Two leading maritime charities have responded to the cost-of-living crisis with new resources to support UK seafarers. The Merchant Navy Welfare Board (MNWB) and The Seafarers’ Charity (TSC) joined forces to launch the Safety Net for all UK merchant seafarers at the MNWB’s Port Welfare Conference last week.

The new Safety Net website is full of free money management tools and resources specifically to help UK merchant seafarers during the current cost of living crisis and in the future.

The Safety Net is a vital one-stop-shop providing bespoke information and support for all UK seafarers and their families on personal savings, money management, credit choices, debt advice, and relationship and mental health support.

Stuart Rivers, Chief Executive of the MNWB which is the umbrella charity for Merchant Navy and fishing fleets, said: “The industry has been crying out for an initiative like this, so we are delighted to see this come to fruition after months of planning with The Seafarers’ Charity.

“This much-needed service that supports the Merchant Navy comes following a taxing couple of years for UK seafarers, who face a specific set of financial challenges.

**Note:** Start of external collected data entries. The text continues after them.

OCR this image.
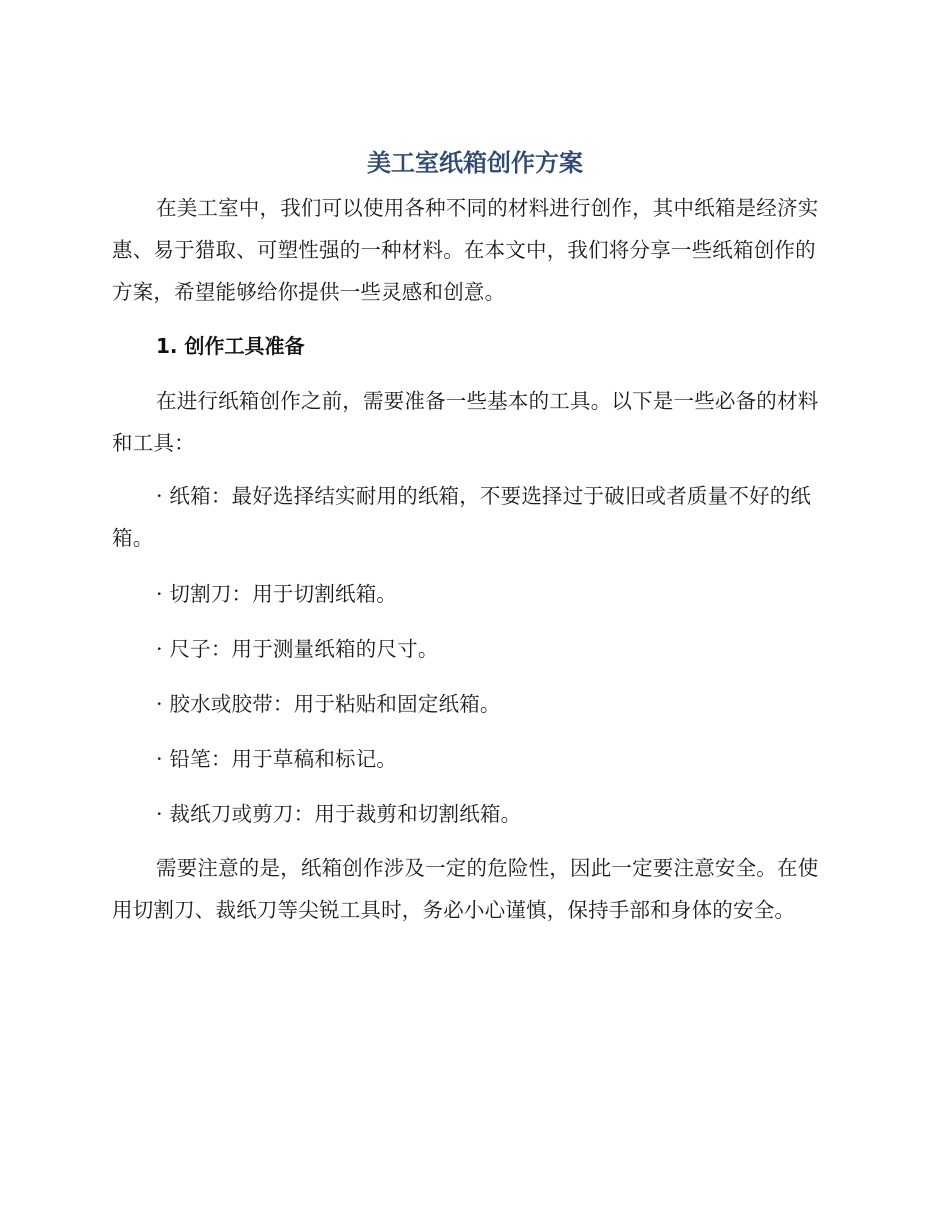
美工室纸箱创作方案

在美工室中，我们可以使用各种不同的材料进行创作，其中纸箱是经济实惠、易于猎取、可塑性强的一种材料。在本文中，我们将分享一些纸箱创作的方案，希望能够给你提供一些灵感和创意。

1. 创作工具准备

在进行纸箱创作之前，需要准备一些基本的工具。以下是一些必备的材料和工具：

· 纸箱：最好选择结实耐用的纸箱，不要选择过于破旧或者质量不好的纸箱。

· 切割刀：用于切割纸箱。

· 尺子：用于测量纸箱的尺寸。

· 胶水或胶带：用于粘贴和固定纸箱。

· 铅笔：用于草稿和标记。

· 裁纸刀或剪刀：用于裁剪和切割纸箱。

需要注意的是，纸箱创作涉及一定的危险性，因此一定要注意安全。在使用切割刀、裁纸刀等尖锐工具时，务必小心谨慎，保持手部和身体的安全。
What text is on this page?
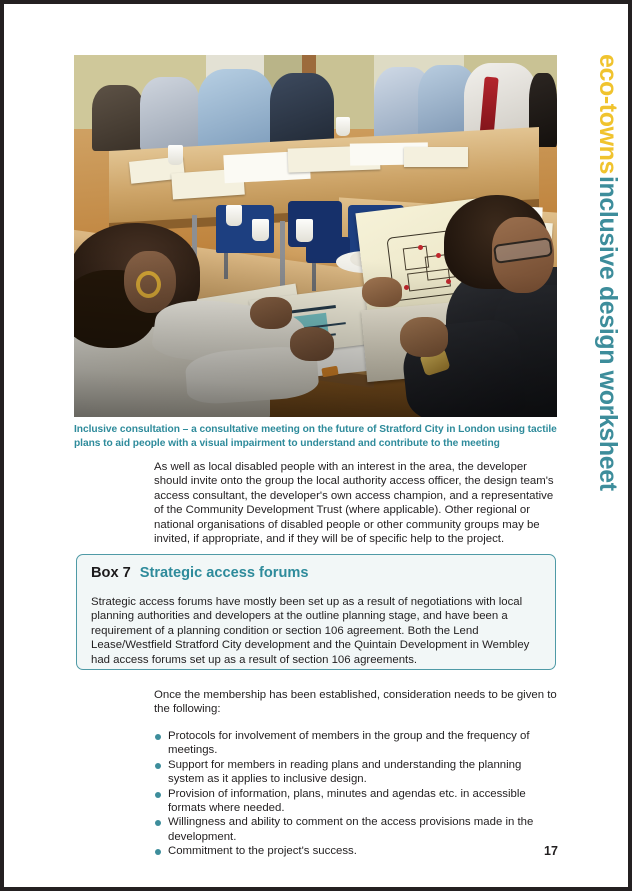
Inclusive consultation – a consultative meeting on the future of Stratford City in London using tactile plans to aid people with a visual impairment to understand and contribute to the meeting
As well as local disabled people with an interest in the area, the developer should invite onto the group the local authority access officer, the design team's access consultant, the developer's own access champion, and a representative of the Community Development Trust (where applicable). Other regional or national organisations of disabled people or other community groups may be invited, if appropriate, and if they will be of specific help to the project.
Box 7 Strategic access forums
Strategic access forums have mostly been set up as a result of negotiations with local planning authorities and developers at the outline planning stage, and have been a requirement of a planning condition or section 106 agreement. Both the Lend Lease/Westfield Stratford City development and the Quintain Development in Wembley had access forums set up as a result of section 106 agreements.
Once the membership has been established, consideration needs to be given to the following:
Protocols for involvement of members in the group and the frequency of meetings.
Support for members in reading plans and understanding the planning system as it applies to inclusive design.
Provision of information, plans, minutes and agendas etc. in accessible formats where needed.
Willingness and ability to comment on the access provisions made in the development.
Commitment to the project's success.	17
eco-towns
inclusive design worksheet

The tools and resources available on this unique platform will certainly help to enhance the financial resilience of the UK’s seafarer communities by providing useful sources of help, advice and information relating to money management.”

The launch of The Safety Net website is followed up on June 22 with a free webinar on money management, delivered by The Money Charity. The webinar will include information about the value of establishing long-term savings and budgeting plans, and guidance on how to signpost towards free tools that aid financial planning and money management.

This website and webinar are an extension of the Safety Net for fishing families which TSC launched in September 2021. Now, in partnership with the MNWB, the Safety Net has been adapted, and extended to, support UK merchant seafarers.